Los problemas empiezan en casa
En primer lugar, es cierto que el partido oficial inició su administración en una posición debilitada. Sin embargo, en vez de cerrar filas y aprovechar el gran margen de decisión que les proporcionaba su posición, optaron por la división. Aunque uno de los principales culpables de esta situación es el bloque oficialista en el Congreso por no saber explotar esta ventaja, gran parte del problema se debe a la falta de liderazgo por parte del presidente, lo cual, en última instancia, generó un vacío de poder. Como consecuencia, la falta de decisión y la presión de los sectores más “duros” del partido favoreció las disputas y la posterior ruptura a lo interno del oficialismo. Esta situación dificultó el consenso y el avance de una agenda compartida que, no solo permitiera el avance de los objetivos del gobierno, sino que también la mejora de las condiciones del país.

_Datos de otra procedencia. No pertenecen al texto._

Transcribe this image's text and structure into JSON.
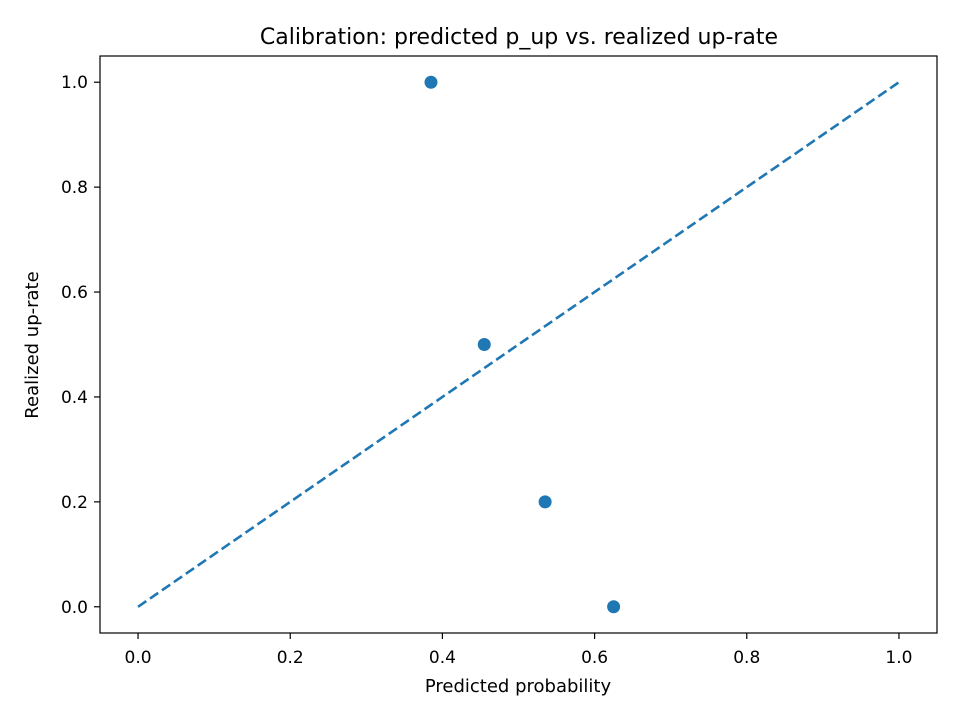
{
  "chart_data": {
    "type": "scatter",
    "title": "Calibration: predicted p_up vs. realized up-rate",
    "xlabel": "Predicted probability",
    "ylabel": "Realized up-rate",
    "xlim": [
      -0.05,
      1.05
    ],
    "ylim": [
      -0.05,
      1.05
    ],
    "x_ticks": [
      0.0,
      0.2,
      0.4,
      0.6,
      0.8,
      1.0
    ],
    "y_ticks": [
      0.0,
      0.2,
      0.4,
      0.6,
      0.8,
      1.0
    ],
    "x_tick_labels": [
      "0.0",
      "0.2",
      "0.4",
      "0.6",
      "0.8",
      "1.0"
    ],
    "y_tick_labels": [
      "0.0",
      "0.2",
      "0.4",
      "0.6",
      "0.8",
      "1.0"
    ],
    "grid": false,
    "series": [
      {
        "type": "scatter",
        "color": "#1f77b4",
        "points": [
          {
            "x": 0.385,
            "y": 1.0
          },
          {
            "x": 0.455,
            "y": 0.5
          },
          {
            "x": 0.535,
            "y": 0.2
          },
          {
            "x": 0.625,
            "y": 0.0
          }
        ]
      },
      {
        "type": "line",
        "style": "dashed",
        "color": "#1f77b4",
        "points": [
          {
            "x": 0.0,
            "y": 0.0
          },
          {
            "x": 1.0,
            "y": 1.0
          }
        ]
      }
    ]
  }
}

De forma contraria, esta falta de alineación entre las diferentes entidades del Ejecutivo y el Legislativo, abrió un espacio para que la oposición impulsara su propia agenda. Consecuentemente, a fin de evitar una paralización total de la administración pública, la miopía institucional condujo al oficialismo a pactar “con quien fuera” a fin de garantizar mínimas victorias claves para ellos, aunque fueran en el corto plazo y cambio de concesiones importantes. Este es el caso de las negociaciones para el Presupuesto General de la Nación, la aprobación de la Ley de Competencia, la reforma de la Ley Contra la Delincuencia Organizada, entre otros. No obstante, a lo externo, estas “marufias” desgastaron el apoyo y legitimidad inicial del que gozaba el partido de gobierno, dado que la población lo percibió como una traición a sus promesas de campaña.
Finalmente, no es un misterio que uno de los grandes problemas que Guatemala ha arrastrado por años se refiere a la creciente debilidad institucional. Por ello, las propuestas de reforma anunciadas por el Ejecutivo al inicio de su período representaban una primera luz de esperanza. En este caso, nuevamente, su miopía institucional les impidió ver que estos cambios no llegarían de la noche a la mañana, sino que requerían grandes procesos de negociación y conciliación de intereses, incluso con sectores contrarios. Por ende, el híper enfoque en las victorias inmediatas opacó el hecho de que la imposición de instituciones que no son congruentes con el contexto político y económico local únicamente conducen al desastre.
Los meses seguirán pasando y la tan esperada Semilla que se nos prometió no terminará de germinar. Mientras que la población continuará estancada, los gobernantes abandonarán el poder y, una vez más, el país quedará atrapado entre las promesas vacías y la voluntad discrecional.